When Sarah was just turning 2, I was still a dispatcher, and we were working in our other dispatch center in the city of Orange. It was a Saturday as I recall, and I was working a position just doing my normal deal. So this had to be back in 2003. I actually think it was in April if I'm not mistaken. Anyway, I got a 911 call from a hysterical mother of a 2 year old girl who she had just pulled from the bottom of their pool. In 911 school, you learn about the term "refreaking", which is where the caller is freaking out, you calm them down (sometimes very forcibly) and get them to do something, and they calm down and do whatever you need them to do, but then they realize "OH MY GOD!!!" and get hysterical again. Unfortunately, while I was attempting CPR on this girl with the mom over the phone, she kept refreaking. A LOT! It was very frustrating. But then it got sad.
Outside of the fact that the despair in the voice of the mom was eating away at my gruff exterior, the response time of units was exceptionally long. This call was taking place in Villa Park, and our Villa Park medic engine was already on a call. We had to mutual aid a paramedic unit from Orange City Fire, but he was responding from out of his roll area. And we had an extended ETA on the ambulance, even though it was rolling Code 3. There was nothing I could do about that other than keep working with the mom. I believe the call lasted about 7 minutes, which for 911 calls, is VERY VERY long, but for me, was forever. And as I was working with the mom, trying to keep her AND MYSELF cool, the fact that the little girl wasn't responding in anyway was a bad sign. She needed ALS, not just CPR. She needed to be shocked, she needed oxygen, she needed someone better at 911 calls than me--well, at least that's what I thought after the call.

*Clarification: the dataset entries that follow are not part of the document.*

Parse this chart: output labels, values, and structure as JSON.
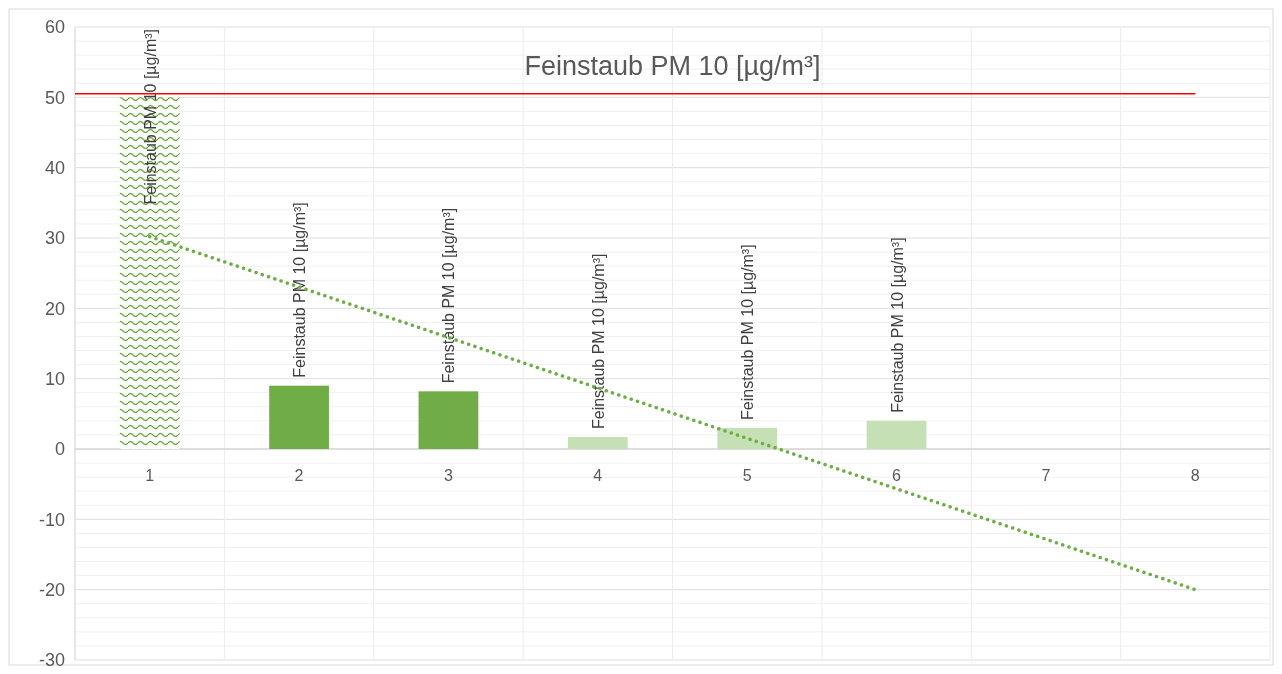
{
  "chart_data": {
    "type": "bar",
    "title": "Feinstaub PM 10 [µg/m³]",
    "categories": [
      "1",
      "2",
      "3",
      "4",
      "5",
      "6",
      "7",
      "8"
    ],
    "series": [
      {
        "values": [
          50,
          9,
          8.2,
          1.7,
          3,
          4,
          null,
          null
        ],
        "colors": [
          "#70ad47",
          "#70ad47",
          "#70ad47",
          "#c5e0b4",
          "#c5e0b4",
          "#c5e0b4",
          "#c5e0b4",
          "#c5e0b4"
        ],
        "value_labels": [
          "Feinstaub PM 10 [µg/m³]",
          "Feinstaub PM 10 [µg/m³]",
          "Feinstaub PM 10 [µg/m³]",
          "Feinstaub PM 10 [µg/m³]",
          "Feinstaub PM 10 [µg/m³]",
          "Feinstaub PM 10 [µg/m³]",
          null,
          null
        ]
      },
      {
        "type": "line",
        "x": [
          "1",
          "8"
        ],
        "values": [
          30.2,
          -20
        ],
        "color": "#70ad47",
        "line_style": "dotted"
      }
    ],
    "ylim": [
      -30,
      60
    ],
    "yticks": [
      -30,
      -20,
      -10,
      0,
      10,
      20,
      30,
      40,
      50,
      60
    ],
    "ref_lines": [
      {
        "axis": "y",
        "value": 50.5,
        "color": "#ff0000"
      }
    ],
    "grid": true
  }
}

Because it was once everyone pulled on scene, seemingly all at once fire engines, medic vans, ambulances and cop cars screeching to a halt in front of the house (I heard it in the background) that I had to go step outside. It was the first time in my 911 career that a call literally got to me in such a profound manner that made me have to take a minute for myself. I went outside to take a walk, and all I could do was think about Sarah. And all I could do, as any public safety employee with a conscience could do, was wonder how I could have done my job better because obviously HAD I done it better, the little girl would have responded and would be awake and talking. It didn't matter that statistics are horrific for situations like this, indicating that a positive outcome was near to impossible. It didn't matter that all the dispatchers in the room clapped for me and said "good job dude" or "Ryan, that was freakin' awesome...you did great." No, it only mattered that I had to beat myself up because I sucked at that 911 call and I just didn't do whatever needed to be done. Though I was shedding some tears of frustration out in the parking lot that afternoon, I really missed Sarah a bunch at that moment. So, Nyleen ended up coming down a half hour later with Sarah and I was able to hang outside with them and just chill. Good medicine to hold your 2 year old princess after a horrific call like that.
Turns out the medics that got on scene did what they call a "scoop and run". No time for ALS treatment on scene--get the kid in the ambulance and get her down to the hospital. But it didn't matter. I found out 2 hours later the little girl didn't make it. This call made a mark on me because I choked up AGAIN just typing that sentence. I guess in public safety, we all have these stories--the near death experiences for a cop, the rescue that wasn't in time for a firefighter, the life of a child that slips away for the paramedic. There's also the calls for the 911 dispatcher that hit home and get remembered and create in oneself a sort of sore, something that gets a scab over it but it doesn't take a lot sometimes to knock off the scab. Anyway, it's a fact of life in 911, or in public safety in general, that you can't save everyone. It doesn't matter how much you want to save someone. It doesn't matter if that person deserves to be saved. It doesn't matter the age. It doesn't matter your will, your training, or your ability. Sometimes, people die.
And yeah, sometimes, they're 2 year old girls.
I guess what makes this story worse is that it didn't have to happen. I found later that the family of 4 had come home after shopping. They had bags of groceries to bring in. They pulled into their drive way and unloaded the kids. One went one way. The other went another. Parents were busy loading groceries and as I've been in this situation a hundred times if not a thousand in my own life, they paid "no never mind" to kids running around. You become immune to that "noise" after awhile. Apparently, there was no more noise after awhile that sounded the alarms got the red flags waving, and the mom went to look for the girl. Asking the husband where the little girl was, she realized something was horribly wrong when the husband said "I thought she was with you." The little girl had gone through the house, out the back door, and straight to the pool, through the unlocked gate. Sad...so sad. It didn't have to happen like that, this senseless death, but it did.
You can't save everybody. You can only do your best.
So there you go--I love swimming, I love going to the pool with my kids at my park--heck, I thought I was part fish when I was kid as I grew up swimming at pools. But to HAVE a pool...I don't know. If I ever buy a house, I probably won't get one with a pool because I'll never forget this story.